Jueves 07 de Febrero de 2013
La película "Lincoln" de Steven Spielberg, una de las favoritas para los premios Oscar de este año con 12 nominaciones, comenzó a gestarse con un traumático encuentro que el director tuvo de niño con el legendario presidente estadounidense. "Alrededor de los cinco años visité el memorial de Abraham Lincoln en Washington", contó Spielberg a la revista alemana Focus. "Y la figura inmensa de su estatua me dio miedo. Pensé que estaba por agarrarme con sus grandes dedos de alabastro". Lo cierto es que el el pequeño Spielberg descubrió luego "la bondad en la mirada" de Lincoln y esa impresión le quedó grabada para siempre. "Desde entonces mantuve el interés por él, como alumno, como estudiante y como director".
Ese largo romance se plasmó sólo ahora con "Lincoln", el filme que se estrena hoy en Rosario. Spielberg cuenta además que durante el rodaje vestía "traje todos los días". "Y tuve la idea de dirigirme a todos los actores llamándolos por el nombre de su personaje". Daniel Day-Lewis, que interpreta a Lincoln, era así para Spielberg el "Señor presidente".
Tiempo después de los duros días de rodaje, recuerda el director de "ET" y "Jurassic Park", la película tuvo muy buenos comentarios en la Casa Blanca, donde el presidente Obama encabezó una función privado del filme. "Fue la mejor crítica que podía recibir. Más de lo que jamás podría haber esperado, pero no haré públicas sus palabras, no quiero violar la cuarta pared de la Casa Blanca", dijo Spielberg.
Asimismo, la película que sigue los pasos del presidente que abolió la esclavitud en Estados Unidos recibió poco después de sus primeras proyecciones grandes críticas en todo el mundo. "(Esta película confirma) el hecho de que soy un patriota y el amor que siento por este país. Ya lo había expresado en otras películas, pero tuve la expresa intención de hacerlo en esta, en tanto que ilustro el respeto que siento por nuestra democracia y por lo bien que funciona. De hecho, la maquinaria del proceso democrático no ha cambiado realmente de cómo era hace 150 años, era algo que quería resaltar", expresó el cineasta al periódico The Daily Telegraph.

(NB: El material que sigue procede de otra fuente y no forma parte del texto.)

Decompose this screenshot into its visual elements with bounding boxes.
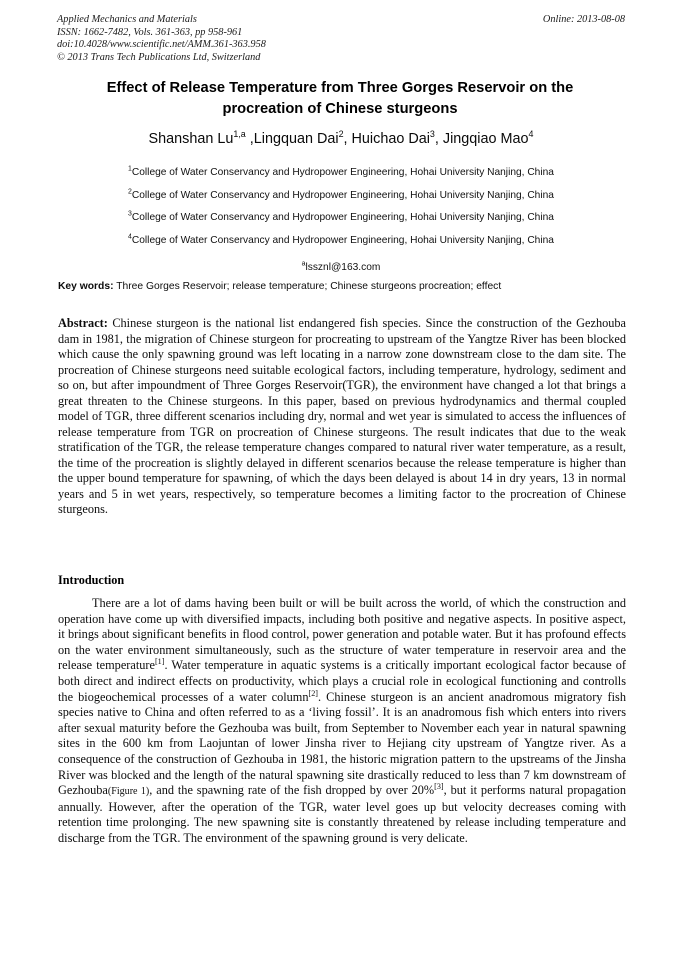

Es cierto, por otra parte, que Lincoln lo ha obsesionado pero tanto como el restro de sus filmes. "A mí me obsesiona cada película, y por eso cavo en busca de la verdad en todas mis historias. Por suerte, no trabajo para ganarme la vida, no lo necesito, y sólo elijo historias que me inspiran y que quiero compartir. Pero Lincoln..., el presidente Lincoln me obsesiona desde que tenía seis años". Siendo uno de los directores más norteamericanos de la industria del cine, "Lincoln" podría considerarse su película europea. Dice: "Cierto. Es el largometraje más alejado de mi carrera. Es distinto. Mi película europea. Porque por primera vez mi prioridad no fue la cámara, sino las interpretaciones. Al inicio de cada jornada, primero me preocupaba el guión, luego las actuaciones y finalmente dónde poner la cámara". Por eso hablaba con los actores con el nombre de su personaje. "Era fundamental crear el ambiente. Que no habláramos de niños, béisbol o si ayer viste «Mad Men» en la tele. Por primera vez he priorizado las palabras y el tema sobre la cinematografía".